Schoolchildren in Kenya take the fight against polio into their communities

As Kenya steps up immunization campaigns after a polio outbreak, students help spread the message. Download this video

By Pieter Desloovere

NAIROBI, Kenya, 24 December 2013 – In a nationwide campaign, more than 8 million children in Kenya were vaccinated against polio in November. For this, some of them have their fellow students to thank.

Since May 2013, Kenya has reported 14 polio cases. To contain the outbreak, several immunization campaigns have been conducted across the country. As part of the outreach effort and to help ensure that every child is vaccinated, schoolchildren and teachers have been enlisted to support messaging at the local level, because they come from the area, interact freely in households, and can help identify missed children.

“Our school is one of the schools that was chosen to do the campaign against polio, and actually we sensitize the children on the importance of polio,” says Irene Mosi, head teacher at Ayany Primary School in the Kibera district of Nairobi.

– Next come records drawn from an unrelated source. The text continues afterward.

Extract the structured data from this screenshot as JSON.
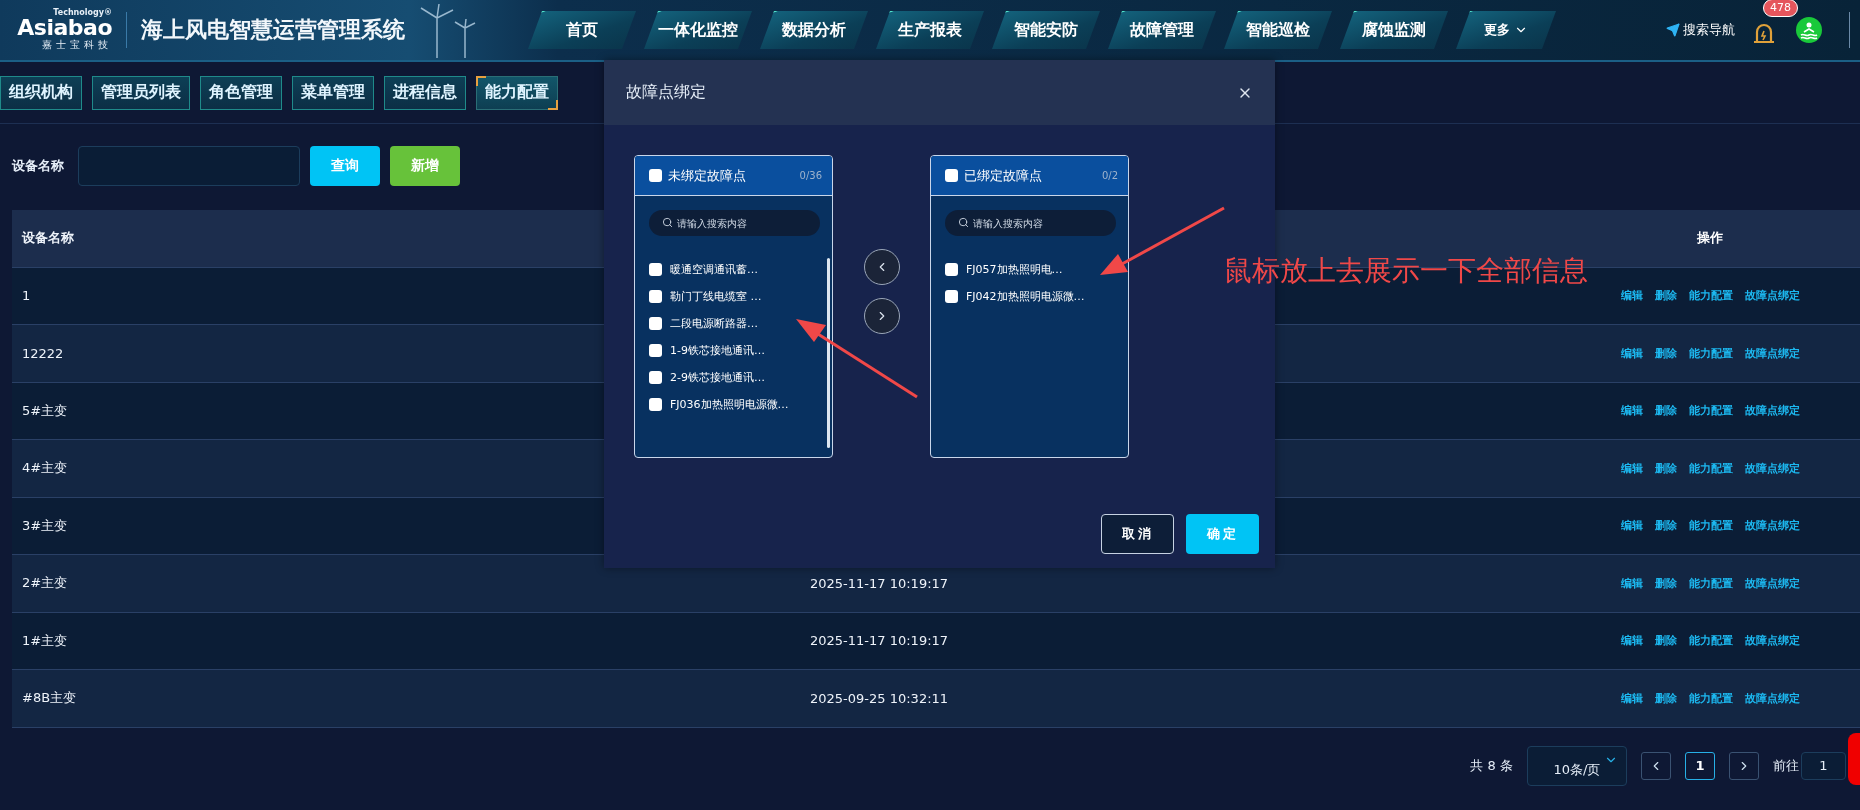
{
  "header": {
    "logo": {
      "tagline": "Technology®",
      "wordmark": "Asiabao",
      "subtitle": "嘉士宝科技"
    },
    "title": "海上风电智慧运营管理系统",
    "nav": [
      {
        "label": "首页",
        "kind": "link"
      },
      {
        "label": "一体化监控",
        "kind": "link"
      },
      {
        "label": "数据分析",
        "kind": "link"
      },
      {
        "label": "生产报表",
        "kind": "link"
      },
      {
        "label": "智能安防",
        "kind": "link"
      },
      {
        "label": "故障管理",
        "kind": "link"
      },
      {
        "label": "智能巡检",
        "kind": "link"
      },
      {
        "label": "腐蚀监测",
        "kind": "link"
      },
      {
        "label": "更多",
        "kind": "dropdown"
      }
    ],
    "search_nav": "搜索导航",
    "alarm_badge": "478"
  },
  "tabs": [
    {
      "label": "组织机构",
      "selected": false
    },
    {
      "label": "管理员列表",
      "selected": false
    },
    {
      "label": "角色管理",
      "selected": false
    },
    {
      "label": "菜单管理",
      "selected": false
    },
    {
      "label": "进程信息",
      "selected": false
    },
    {
      "label": "能力配置",
      "selected": true
    }
  ],
  "filter": {
    "label": "设备名称",
    "buttons": [
      {
        "label": "查询",
        "kind": "primary"
      },
      {
        "label": "新增",
        "kind": "success"
      }
    ]
  },
  "table": {
    "columns": [
      {
        "label": "设备名称"
      },
      {
        "label": "操作"
      }
    ],
    "rows": [
      {
        "name": "1",
        "actions": [
          "编辑",
          "删除",
          "能力配置",
          "故障点绑定"
        ]
      },
      {
        "name": "12222",
        "actions": [
          "编辑",
          "删除",
          "能力配置",
          "故障点绑定"
        ]
      },
      {
        "name": "5#主变",
        "actions": [
          "编辑",
          "删除",
          "能力配置",
          "故障点绑定"
        ]
      },
      {
        "name": "4#主变",
        "actions": [
          "编辑",
          "删除",
          "能力配置",
          "故障点绑定"
        ]
      },
      {
        "name": "3#主变",
        "actions": [
          "编辑",
          "删除",
          "能力配置",
          "故障点绑定"
        ]
      },
      {
        "name": "2#主变",
        "time": "2025-11-17 10:19:17",
        "actions": [
          "编辑",
          "删除",
          "能力配置",
          "故障点绑定"
        ]
      },
      {
        "name": "1#主变",
        "time": "2025-11-17 10:19:17",
        "actions": [
          "编辑",
          "删除",
          "能力配置",
          "故障点绑定"
        ]
      },
      {
        "name": "#8B主变",
        "time": "2025-09-25 10:32:11",
        "actions": [
          "编辑",
          "删除",
          "能力配置",
          "故障点绑定"
        ]
      }
    ]
  },
  "pagination": {
    "total": "共 8 条",
    "page_size": "10条/页",
    "pages": [
      {
        "label": "1",
        "selected": true
      }
    ],
    "goto_label": "前往",
    "goto_value": "1"
  },
  "dialog": {
    "title": "故障点绑定",
    "panels": [
      {
        "title": "未绑定故障点",
        "checked": false,
        "count": "0/36",
        "search_placeholder": "请输入搜索内容",
        "items": [
          {
            "label": "暖通空调通讯蓄…",
            "checked": false
          },
          {
            "label": "勒门丁线电缆室 …",
            "checked": false
          },
          {
            "label": "二段电源断路器…",
            "checked": false
          },
          {
            "label": "1-9铁芯接地通讯…",
            "checked": false
          },
          {
            "label": "2-9铁芯接地通讯…",
            "checked": false
          },
          {
            "label": "FJ036加热照明电源微…",
            "checked": false
          }
        ]
      },
      {
        "title": "已绑定故障点",
        "checked": false,
        "count": "0/2",
        "search_placeholder": "请输入搜索内容",
        "items": [
          {
            "label": "FJ057加热照明电…",
            "checked": false
          },
          {
            "label": "FJ042加热照明电源微…",
            "checked": false
          }
        ]
      }
    ],
    "buttons": [
      {
        "label": "取消",
        "kind": "default"
      },
      {
        "label": "确定",
        "kind": "primary"
      }
    ]
  },
  "annotation": {
    "text": "鼠标放上去展示一下全部信息"
  }
}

“The teacher asked me to get a form and to get 10 children,” says Kelvin Makau, a student at Uhuru Gardens Primary School in Nairobi. “She told me that I must return the form when I finish with the 10 children, and they must be under five years. All the 10 children are vaccinated.”

A total of 1,900 students from 14 schools in Nairobi were engaged in the exercise. With great enthusiasm and dedication, they reached out to 19,000 children under age 5 in their neighbourhoods.

“My daughter learned about polio in school and then came to teach me about the disease,” says Mariam Ismail about her daughter Yasmin. “She taught me that all young children must be vaccinated to avoid disability or death. I would like to tell other parents out there that they should listen to the doctors and take their children for polio vaccination.”

To further contain the polio outbreak, another nationwide polio vaccination campaign was planned from 14 to 18 December, targeting more than 8 million children under age of 5.